Having got his piece of sycamore mounted up on a screw chuck, trued up and a 50mm mounting recess cut Allen showed us how to create a decent ogee shape by dividing the flat space into three, cutting the concave surface into the outer 2/3 then marking the middle of that 2/3 to replace the second line and cutting the convex surface from that line to the centre. It worked and I’m sure there are a few of us who will be giving it a try soon.
Having turned and sanded the outside of the bowl Allen finished it with two coats of sanding sealer (sealer plus 50% thinners) to make sure any stray spirit dye didn’t get absorbed into the wood on the base. Then the bowl was turned around and mounted on the recess to start work on the top.
Allen cut a nice smooth surface across the area to be dyed making sure that there was a slight gradient down towards the centre to make the bowl more friendly to the hand.
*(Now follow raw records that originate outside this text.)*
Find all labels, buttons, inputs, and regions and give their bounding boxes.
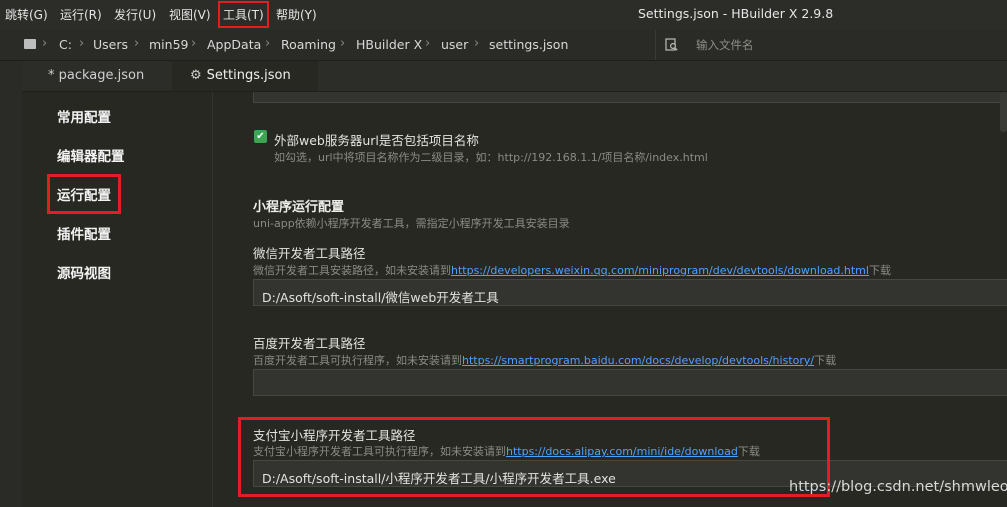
wechat-label: 微信开发者工具路径: [253, 246, 366, 261]
breadcrumb-item[interactable]: Users: [93, 37, 128, 52]
breadcrumb-item[interactable]: C:: [59, 37, 72, 52]
activity-strip: [0, 61, 23, 507]
baidu-path-field[interactable]: [253, 369, 1007, 396]
tab-label: * package.json: [48, 68, 145, 83]
web-server-checkbox[interactable]: ✔: [254, 130, 267, 143]
highlight-box: [238, 417, 830, 497]
sidebar-item-general[interactable]: 常用配置: [57, 106, 111, 126]
sidebar-item-editor[interactable]: 编辑器配置: [57, 145, 125, 165]
baidu-label: 百度开发者工具路径: [253, 336, 366, 351]
web-server-label: 外部web服务器url是否包括项目名称: [274, 133, 479, 148]
text-field[interactable]: [253, 92, 1007, 103]
breadcrumb-item[interactable]: min59: [149, 37, 188, 52]
wechat-path-field[interactable]: D:/Asoft/soft-install/微信web开发者工具: [253, 279, 1007, 306]
settings-sidebar: 常用配置 编辑器配置 运行配置 插件配置 源码视图: [22, 92, 213, 507]
file-search-input[interactable]: [696, 37, 976, 53]
sidebar-item-run[interactable]: 运行配置: [47, 174, 121, 214]
tab-settings-json[interactable]: ⚙ Settings.json: [172, 61, 318, 91]
chevron-right-icon: ›: [42, 36, 48, 51]
menu-run[interactable]: 运行(R): [60, 6, 102, 23]
wechat-download-link[interactable]: https://developers.weixin.qq.com/minipro…: [451, 264, 869, 277]
breadcrumb-item[interactable]: HBuilder X: [356, 37, 422, 52]
chevron-right-icon: ›: [79, 36, 85, 51]
menu-publish[interactable]: 发行(U): [114, 6, 156, 23]
mini-program-hint: uni-app依赖小程序开发者工具，需指定小程序开发工具安装目录: [253, 217, 570, 230]
breadcrumb-item[interactable]: Roaming: [281, 37, 336, 52]
wechat-hint: 微信开发者工具安装路径，如未安装请到https://developers.wei…: [253, 262, 891, 278]
menu-help[interactable]: 帮助(Y): [276, 6, 317, 23]
chevron-right-icon: ›: [474, 36, 480, 51]
file-search: [655, 30, 1007, 60]
breadcrumb-item[interactable]: AppData: [207, 37, 261, 52]
hint-text: 微信开发者工具安装路径，如未安装请到: [253, 264, 451, 277]
hint-text: 百度开发者工具可执行程序，如未安装请到: [253, 354, 462, 367]
tab-package-json[interactable]: * package.json: [48, 61, 178, 91]
chevron-right-icon: ›: [191, 36, 197, 51]
chevron-right-icon: ›: [134, 36, 140, 51]
menu-view[interactable]: 视图(V): [169, 6, 211, 23]
gear-icon: ⚙: [190, 68, 202, 83]
menu-tools[interactable]: 工具(T): [218, 1, 269, 28]
file-search-icon[interactable]: [665, 38, 678, 51]
mini-program-heading: 小程序运行配置: [253, 200, 345, 215]
menu-goto[interactable]: 跳转(G): [5, 6, 48, 23]
hint-suffix: 下载: [814, 354, 837, 367]
sidebar-item-plugins[interactable]: 插件配置: [57, 223, 111, 243]
tab-label: Settings.json: [206, 68, 291, 83]
chevron-right-icon: ›: [265, 36, 271, 51]
hint-suffix: 下载: [868, 264, 891, 277]
baidu-hint: 百度开发者工具可执行程序，如未安装请到https://smartprogram.…: [253, 352, 836, 368]
web-server-hint: 如勾选，url中将项目名称作为二级目录，如：http://192.168.1.1…: [274, 151, 708, 164]
sidebar-item-source-view[interactable]: 源码视图: [57, 262, 111, 282]
breadcrumb-item[interactable]: settings.json: [489, 37, 568, 52]
breadcrumb-item[interactable]: user: [441, 37, 468, 52]
folder-icon: [24, 39, 36, 49]
editor-tab-bar: * package.json ⚙ Settings.json: [22, 61, 1007, 92]
watermark: https://blog.csdn.net/shmwleo: [789, 479, 1007, 495]
chevron-right-icon: ›: [340, 36, 346, 51]
chevron-right-icon: ›: [425, 36, 431, 51]
menu-bar: 跳转(G) 运行(R) 发行(U) 视图(V) 工具(T) 帮助(Y) Sett…: [0, 0, 1007, 30]
window-title: Settings.json - HBuilder X 2.9.8: [638, 6, 834, 21]
baidu-download-link[interactable]: https://smartprogram.baidu.com/docs/deve…: [462, 354, 814, 367]
scrollbar[interactable]: [1000, 92, 1007, 132]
As the dyes and finished make any defects stand out Allen took some time to make sure he was happy with the sanded finish before carrying on.
The lathe bed was covered with a cloth and a tray of spirit dyes. Allen suggested using the smallest possible piece of paper to apply each colour. Bigger bits of paper just absorb more dye which ends up being wasted.
First he applied a thick coat of black over much of the width. Then he sanded if from the outside in to create a gradient from dark to light. More colours were added from the centre out and each knocked well back to create a series of overlapping gradients some just a band of colour, others radiating from the centre.
A little pump bottle (a FryLite bottle) was used to apply a little meths to help to blend the colours. Throughout Allen was trying to avoid hard edges and aiming at a gentle blending of colours. To tidy the edge he uses a black permanent marker, holding it on the surface as he rotates the bowl by hand. He admitted that the whole process is something of a lottery with plenty of rejects. He suggested that beginners might leave the bowl a little thick so that they could cut the surface back to have a second go if the first was unsatisfactory.
Once he’s happy with the colour Allen leaves the bowl to dry thoroughly before applying laquer over it. He then applys four coats of acrylic lacquer at 15 minute intervals so the coats merge together and waits a further 24 hours before burnishing the surface.
Once the rim surface is finished he starts hollowing the middle. First he cuts a groove with a parting tool to give bevel support to his bowl gouge and make sure it doesn’t skid back and ruin all of that careful colouring and finishing.
Allen admitted to having recently gone through the bottom of a bowl and so made a point of checking his depth over and over to make absolutely sure it didn’t happen again – always a good idea!
All went well until Allen bought out a bowl with the rim lacquered and finished to demonstrate cutting the bowl in the centre. An afternoon in a plastic bag in a hot car seemed to have softened the lacquer causing it to get damaged against the paper wrapping as well as liting it off the surface slightly, possibly due to moisture in the wood pushing it off. Whatever the cause it ruined the finish and also made the laquer chip horribly when he came to sand the inside of the bowl.